Turning around, Violet ran down the aisle to the other end of the plane. She checked every crevice along the way, hoping to find evidence of someone else on board. She threw open the doors to the toilets only to find those rooms empty as well. She was all alone. It was time to accept that.
Letting her knees buckle underneath her, Violet squatted down and began crying. She wailed for minutes in hopes of releasing some of the frustration and fear that surrounded her. Instead of getting better, it only got worse.
Panic rose slowly throughout her body until it gave birth to an idea. There had to be a parachute someone on the plane. As much as she hated heights, Violet preferred jumping to staying on the machine that was hurdling through the sky. Sooner or later, it would run out of fuel. When it did, she didn’t want to be on board.

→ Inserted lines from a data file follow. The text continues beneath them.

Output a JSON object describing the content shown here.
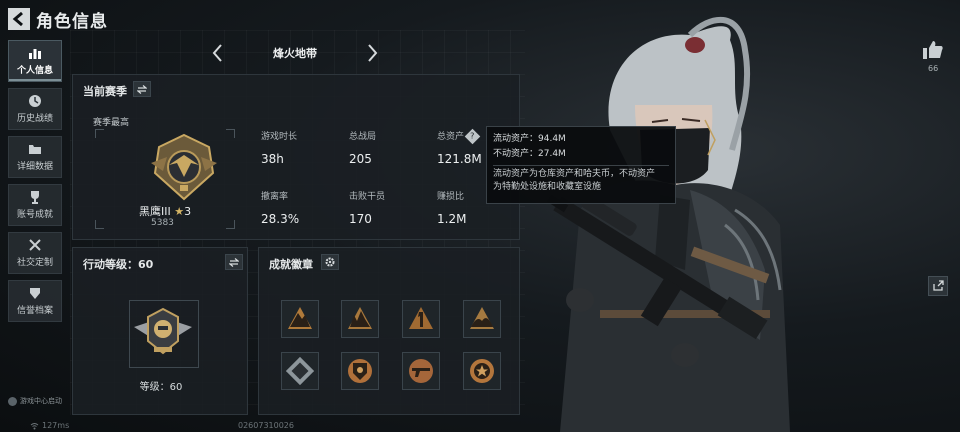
{
  "header": {
    "title": "角色信息"
  },
  "nav": {
    "items": [
      {
        "label": "个人信息",
        "icon": "bar-chart-icon",
        "active": true
      },
      {
        "label": "历史战绩",
        "icon": "clock-icon",
        "active": false
      },
      {
        "label": "详细数据",
        "icon": "folder-icon",
        "active": false
      },
      {
        "label": "账号成就",
        "icon": "trophy-icon",
        "active": false
      },
      {
        "label": "社交定制",
        "icon": "tools-icon",
        "active": false
      },
      {
        "label": "信誉档案",
        "icon": "shield-icon",
        "active": false
      }
    ],
    "game_center": "游戏中心启动"
  },
  "mode": {
    "name": "烽火地带"
  },
  "season": {
    "title": "当前赛季",
    "best_label": "赛季最高",
    "rank_name": "黑鹰III",
    "rank_stars": "3",
    "rank_points": "5383",
    "stats": [
      {
        "label": "游戏时长",
        "value": "38h"
      },
      {
        "label": "总战局",
        "value": "205"
      },
      {
        "label": "总资产",
        "value": "121.8M"
      },
      {
        "label": "撤离率",
        "value": "28.3%"
      },
      {
        "label": "击败干员",
        "value": "170"
      },
      {
        "label": "赚损比",
        "value": "1.2M"
      }
    ]
  },
  "tooltip": {
    "liquid": "流动资产：94.4M",
    "fixed": "不动资产：27.4M",
    "desc_line1": "流动资产为仓库资产和哈夫币，不动资产",
    "desc_line2": "为特勤处设施和收藏室设施"
  },
  "level": {
    "title": "行动等级：60",
    "label": "等级：60"
  },
  "achievements": {
    "title": "成就徽章",
    "badges": [
      {
        "icon": "mountain-badge-icon",
        "color": "#b07a3a"
      },
      {
        "icon": "ruins-badge-icon",
        "color": "#a8783c"
      },
      {
        "icon": "number-one-badge-icon",
        "color": "#a06a32"
      },
      {
        "icon": "hills-badge-icon",
        "color": "#a57a40"
      },
      {
        "icon": "crate-badge-icon",
        "color": "#8d969b"
      },
      {
        "icon": "police-badge-icon",
        "color": "#b0703a"
      },
      {
        "icon": "gun-badge-icon",
        "color": "#a5663a"
      },
      {
        "icon": "star-medal-badge-icon",
        "color": "#b4763c"
      }
    ]
  },
  "social": {
    "likes": "66"
  },
  "status": {
    "ping": "127ms",
    "uid": "02607310026"
  }
}
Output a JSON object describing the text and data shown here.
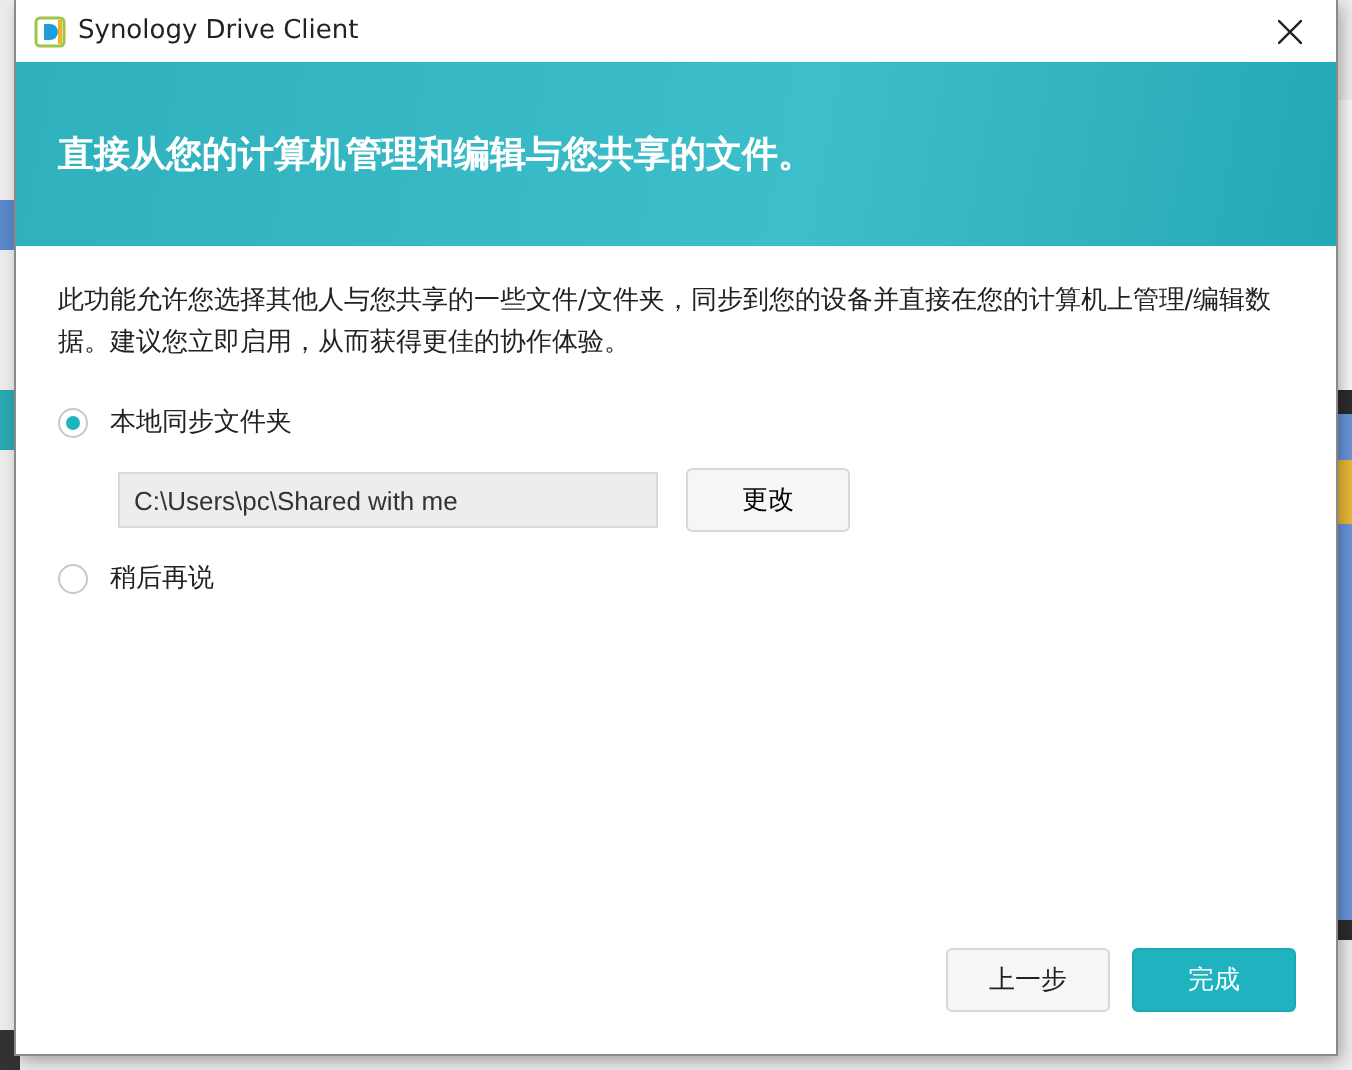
{
  "window": {
    "title": "Synology Drive Client"
  },
  "banner": {
    "heading": "直接从您的计算机管理和编辑与您共享的文件。"
  },
  "description": "此功能允许您选择其他人与您共享的一些文件/文件夹，同步到您的设备并直接在您的计算机上管理/编辑数据。建议您立即启用，从而获得更佳的协作体验。",
  "options": [
    {
      "label": "本地同步文件夹",
      "selected": true,
      "folder": {
        "value": "C:\\Users\\pc\\Shared with me",
        "button": "更改"
      }
    },
    {
      "label": "稍后再说",
      "selected": false
    }
  ],
  "buttons": [
    {
      "label": "上一步",
      "kind": "secondary"
    },
    {
      "label": "完成",
      "kind": "primary"
    }
  ]
}
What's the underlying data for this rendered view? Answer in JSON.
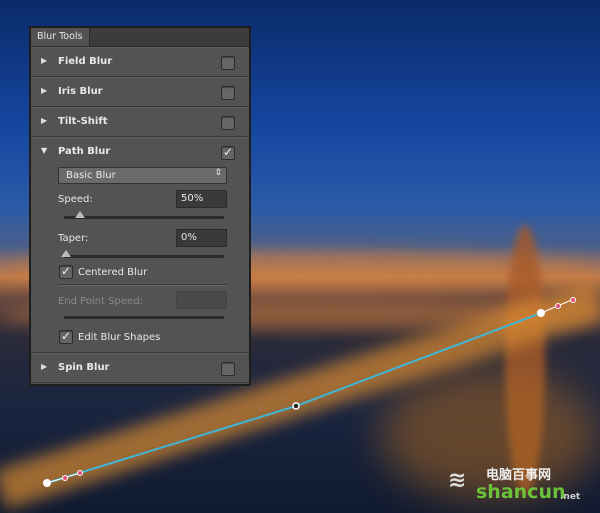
{
  "panel": {
    "tab": "Blur Tools",
    "sections": [
      {
        "label": "Field Blur",
        "checked": false
      },
      {
        "label": "Iris Blur",
        "checked": false
      },
      {
        "label": "Tilt-Shift",
        "checked": false
      },
      {
        "label": "Path Blur",
        "checked": true
      },
      {
        "label": "Spin Blur",
        "checked": false
      }
    ],
    "path_blur": {
      "mode": "Basic Blur",
      "speed_label": "Speed:",
      "speed_value": "50%",
      "speed": 50,
      "taper_label": "Taper:",
      "taper_value": "0%",
      "taper": 0,
      "centered_blur_label": "Centered Blur",
      "centered_blur": true,
      "end_point_speed_label": "End Point Speed:",
      "edit_blur_shapes_label": "Edit Blur Shapes",
      "edit_blur_shapes": true
    }
  },
  "watermark": {
    "text": "电脑百事网",
    "latin": "shancun",
    ".net": ".net"
  },
  "colors": {
    "path_line": "#3fb6d6",
    "handle": "#ffffff",
    "endpoint_marker": "#e0507a"
  }
}
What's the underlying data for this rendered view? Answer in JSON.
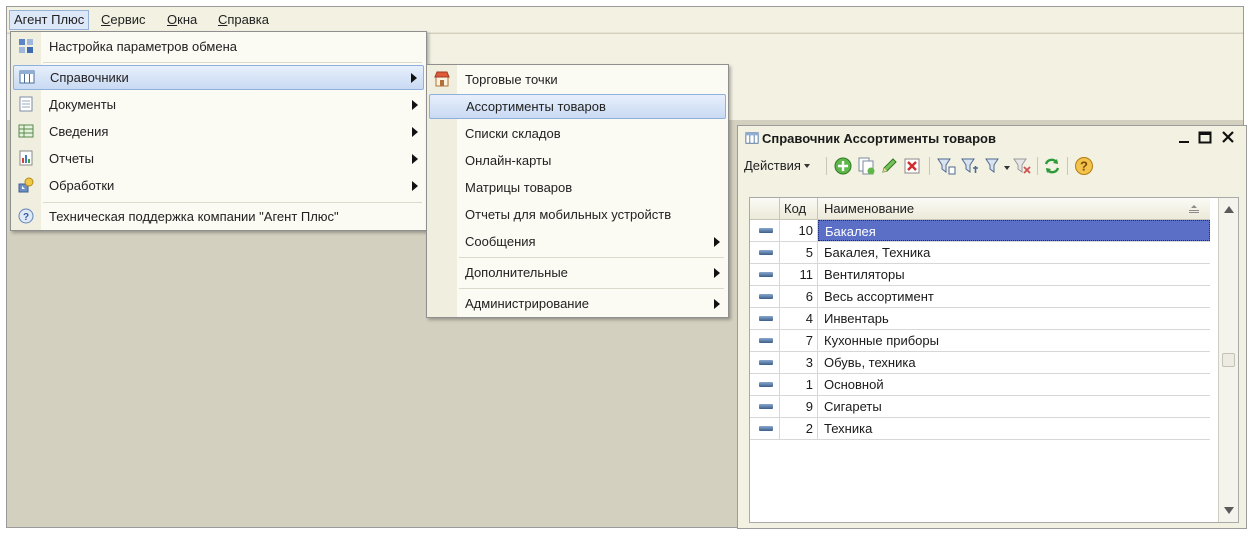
{
  "menubar": {
    "items": [
      {
        "label": "Агент Плюс"
      },
      {
        "label": "Сервис",
        "mnemonic": "С",
        "rest": "ервис"
      },
      {
        "label": "Окна",
        "mnemonic": "О",
        "rest": "кна"
      },
      {
        "label": "Справка",
        "mnemonic": "С",
        "rest": "правка"
      }
    ]
  },
  "main_menu": {
    "items": [
      {
        "label": "Настройка параметров обмена",
        "icon": "exchange-settings-icon"
      },
      {
        "label": "Справочники",
        "icon": "catalog-icon",
        "submenu": true
      },
      {
        "label": "Документы",
        "icon": "document-icon",
        "submenu": true
      },
      {
        "label": "Сведения",
        "icon": "info-table-icon",
        "submenu": true
      },
      {
        "label": "Отчеты",
        "icon": "report-chart-icon",
        "submenu": true
      },
      {
        "label": "Обработки",
        "icon": "processing-icon",
        "submenu": true
      },
      {
        "label": "Техническая поддержка компании \"Агент Плюс\"",
        "icon": "help-icon"
      }
    ]
  },
  "submenu": {
    "items": [
      {
        "label": "Торговые точки",
        "icon": "store-icon"
      },
      {
        "label": "Ассортименты товаров"
      },
      {
        "label": "Списки складов"
      },
      {
        "label": "Онлайн-карты"
      },
      {
        "label": "Матрицы товаров"
      },
      {
        "label": "Отчеты для мобильных устройств"
      },
      {
        "label": "Сообщения",
        "submenu": true
      },
      {
        "label": "Дополнительные",
        "submenu": true
      },
      {
        "label": "Администрирование",
        "submenu": true
      }
    ]
  },
  "window": {
    "title": "Справочник Ассортименты товаров",
    "toolbar": {
      "actions_label": "Действия"
    },
    "table": {
      "columns": [
        "Код",
        "Наименование"
      ],
      "rows": [
        {
          "code": "10",
          "name": "Бакалея"
        },
        {
          "code": "5",
          "name": "Бакалея, Техника"
        },
        {
          "code": "11",
          "name": "Вентиляторы"
        },
        {
          "code": "6",
          "name": "Весь ассортимент"
        },
        {
          "code": "4",
          "name": "Инвентарь"
        },
        {
          "code": "7",
          "name": "Кухонные приборы"
        },
        {
          "code": "3",
          "name": "Обувь, техника"
        },
        {
          "code": "1",
          "name": "Основной"
        },
        {
          "code": "9",
          "name": "Сигареты"
        },
        {
          "code": "2",
          "name": "Техника"
        }
      ]
    }
  },
  "colors": {
    "menu_highlight": "#c9daf3",
    "selected_row": "#5a6fc5",
    "workspace": "#d4d0c0",
    "panel": "#f3f1e2"
  }
}
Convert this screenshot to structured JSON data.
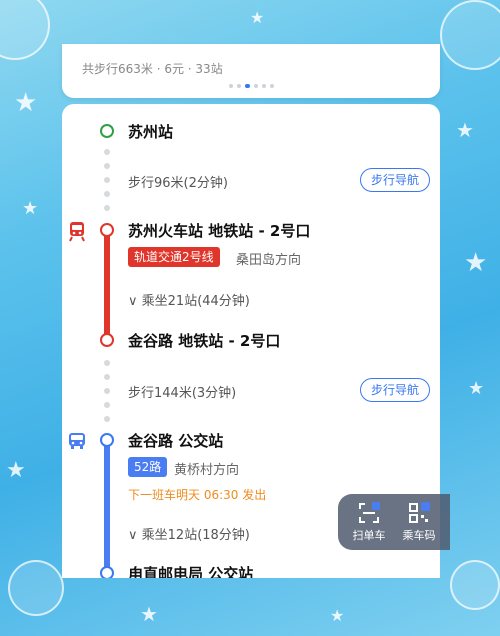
{
  "summary": {
    "text": "共步行663米 · 6元 · 33站"
  },
  "pager": {
    "count": 6,
    "active": 2
  },
  "route": {
    "start_station": "苏州站",
    "walk1": {
      "text": "步行96米(2分钟)",
      "button": "步行导航"
    },
    "metro": {
      "board_station": "苏州火车站 地铁站 - 2号口",
      "line_label": "轨道交通2号线",
      "direction": "桑田岛方向",
      "ride_info": "乘坐21站(44分钟)",
      "alight_station": "金谷路 地铁站 - 2号口",
      "color": "#e0352b"
    },
    "walk2": {
      "text": "步行144米(3分钟)",
      "button": "步行导航"
    },
    "bus": {
      "board_station": "金谷路 公交站",
      "line_label": "52路",
      "direction": "黄桥村方向",
      "next_bus": "下一班车明天 06:30 发出",
      "ride_info": "乘坐12站(18分钟)",
      "alight_station": "甪直邮电局 公交站",
      "color": "#4b7df2"
    }
  },
  "float_panel": {
    "scan_label": "扫单车",
    "code_label": "乘车码"
  },
  "colors": {
    "accent": "#3a78f2",
    "walk_green": "#2ea043",
    "next_bus_orange": "#f08c1e"
  }
}
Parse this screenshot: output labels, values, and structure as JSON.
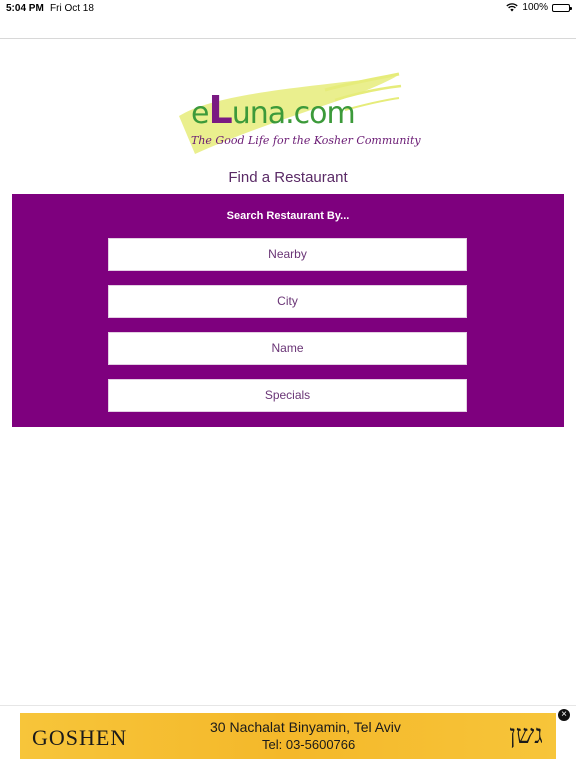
{
  "status_bar": {
    "time": "5:04 PM",
    "date": "Fri Oct 18",
    "battery": "100%"
  },
  "logo": {
    "word_prefix": "e",
    "word_letter": "L",
    "word_suffix": "una.com",
    "tagline": "The Good Life for the Kosher Community"
  },
  "page": {
    "title": "Find a Restaurant"
  },
  "search_panel": {
    "heading": "Search Restaurant By...",
    "options": [
      "Nearby",
      "City",
      "Name",
      "Specials"
    ]
  },
  "ad": {
    "brand": "GOSHEN",
    "address": "30 Nachalat Binyamin, Tel Aviv",
    "phone": "Tel: 03-5600766",
    "emblem": "גשן",
    "close_glyph": "×"
  },
  "colors": {
    "panel": "#7e007e",
    "logo_green": "#3c9a3a",
    "logo_purple": "#7a1a82",
    "ad_yellow": "#f7c53a"
  }
}
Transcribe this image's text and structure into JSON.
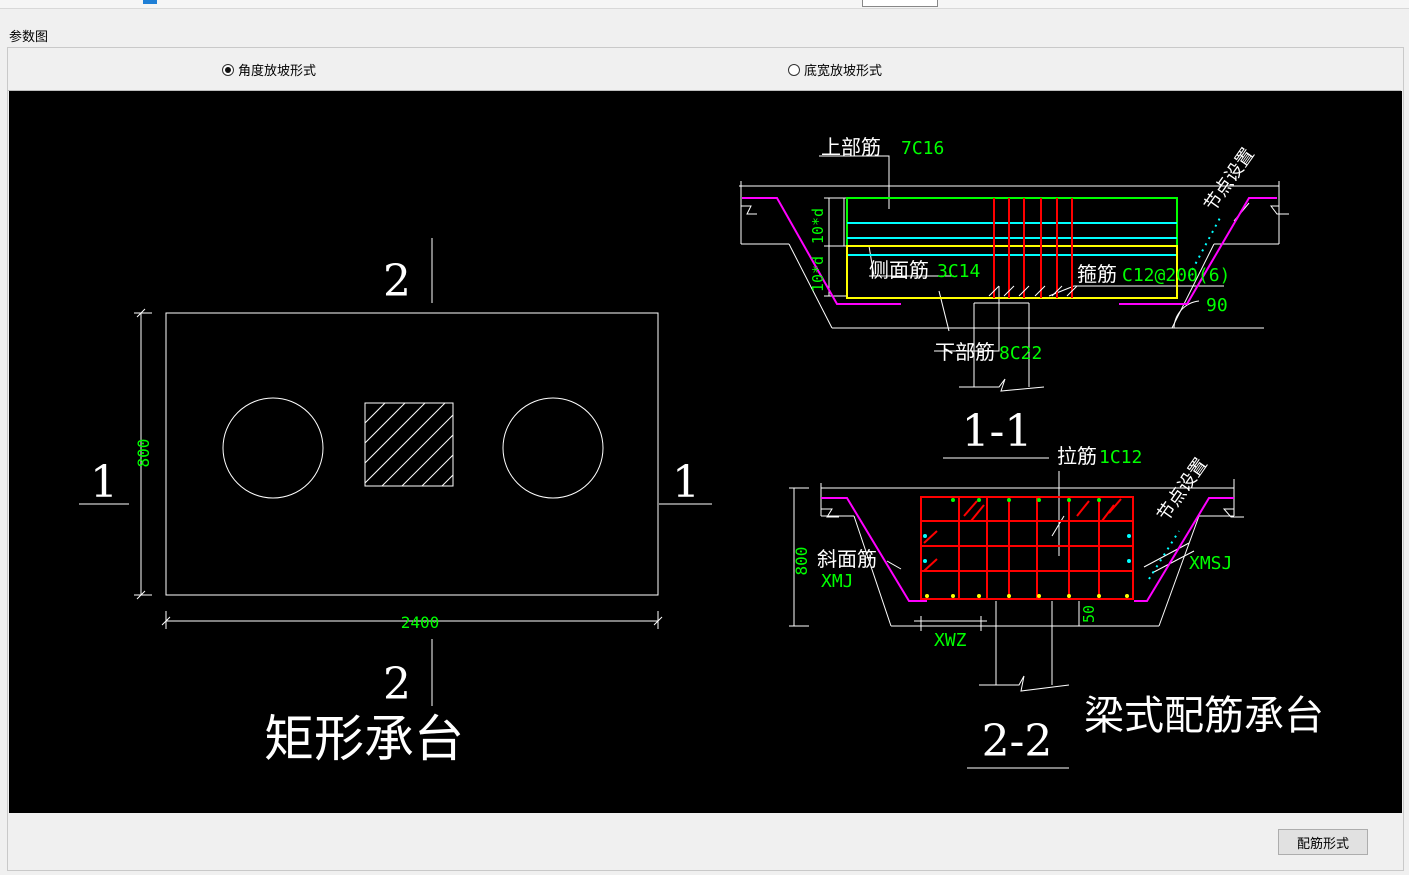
{
  "panel": {
    "title": "参数图"
  },
  "radios": [
    {
      "label": "角度放坡形式",
      "checked": true
    },
    {
      "label": "底宽放坡形式",
      "checked": false
    }
  ],
  "drawing": {
    "plan": {
      "section_mark_top": "2",
      "section_mark_bottom": "2",
      "section_mark_left": "1",
      "section_mark_right": "1",
      "dim_height": "800",
      "dim_width": "2400",
      "caption": "矩形承台"
    },
    "section_1_1": {
      "label": "1-1",
      "top_bar_label": "上部筋",
      "top_bar_value": "7C16",
      "side_bar_label": "侧面筋",
      "side_bar_value": "3C14",
      "stirrup_label": "箍筋",
      "stirrup_value": "C12@200(6)",
      "bottom_bar_label": "下部筋",
      "bottom_bar_value": "8C22",
      "dim_10d_a": "10*d",
      "dim_10d_b": "10*d",
      "node_setting": "节点设置",
      "angle": "90"
    },
    "section_2_2": {
      "label": "2-2",
      "tie_bar_label": "拉筋",
      "tie_bar_value": "1C12",
      "slope_bar_label": "斜面筋",
      "slope_bar_value": "XMJ",
      "node_setting": "节点设置",
      "xmsj": "XMSJ",
      "xwz": "XWZ",
      "dim_800": "800",
      "dim_50": "50"
    },
    "caption_right": "梁式配筋承台"
  },
  "buttons": {
    "rebar_form": "配筋形式"
  },
  "colors": {
    "white": "#ffffff",
    "green": "#00ff00",
    "magenta": "#ff00ff",
    "cyan": "#00ffff",
    "yellow": "#ffff00",
    "red": "#ff0000"
  }
}
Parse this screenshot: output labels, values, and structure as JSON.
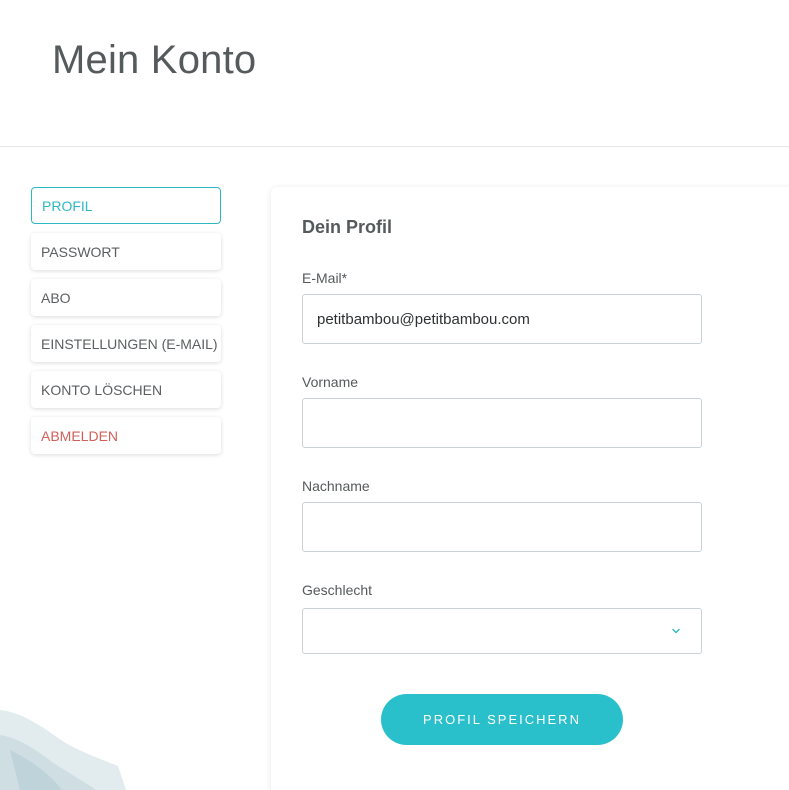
{
  "header": {
    "title": "Mein Konto"
  },
  "sidebar": {
    "items": [
      {
        "label": "PROFIL"
      },
      {
        "label": "PASSWORT"
      },
      {
        "label": "ABO"
      },
      {
        "label": "EINSTELLUNGEN (E-MAIL)"
      },
      {
        "label": "KONTO LÖSCHEN"
      },
      {
        "label": "ABMELDEN"
      }
    ],
    "active_index": 0
  },
  "profile": {
    "title": "Dein Profil",
    "email": {
      "label": "E-Mail*",
      "value": "petitbambou@petitbambou.com"
    },
    "first_name": {
      "label": "Vorname",
      "value": ""
    },
    "last_name": {
      "label": "Nachname",
      "value": ""
    },
    "gender": {
      "label": "Geschlecht",
      "value": ""
    },
    "save_label": "PROFIL SPEICHERN"
  },
  "colors": {
    "accent": "#29bfcb",
    "danger": "#d0605a",
    "text": "#555a5c"
  },
  "icons": {
    "select_arrow": "chevron-down-icon"
  }
}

“You can’t escape.” A soft voice whispered. “You can’t get away you silly, silly girl.”
“Who’s there?” Violet’s eyes darted around to find her tormentor. Instead of being angry, she was happy for the company. “Where are you? Show yourself to me.”
“You can’t see me,” the voice laughed. “You can’t touch me.”
“Why? Why can’t I see or touch you?” Violet’s temper began to flair.
“It’s because I am inside of you. I am your fear.”
“Fear is a feeling; not a thing,” Violet argued as she continued looking for a parachute.
“Are you sure about that?” The voice laughed again. Then the plane seemed to drop a few feet before leveling out. “You are going to die on this plane,” the voice continued. “You should not have come.”
“I am not going to die,” Violet answered with determination. “I will not give in to my fear.”
“Since when,” the voice cackled. “You are nothing but a water, bone and fear.”
“No I’m not,” Violet screamed back. “I’m a strong woman. Fear can’t conquer me. I won’t let it!”
“It’s about time,” the voice returned quietly. “Now wake up.”
With that, Violet’s eyes flew open. She turned to smile at the woman to her left. She even gazed out the plane widow admiring the texture of the clouds against the azure blue sky. “It’s a beautiful day for flying,” she sighed.
“Yes it is,” the woman returned. Violet recognized the voice immediately as that of her former tormentor. “It is always a good day to live.”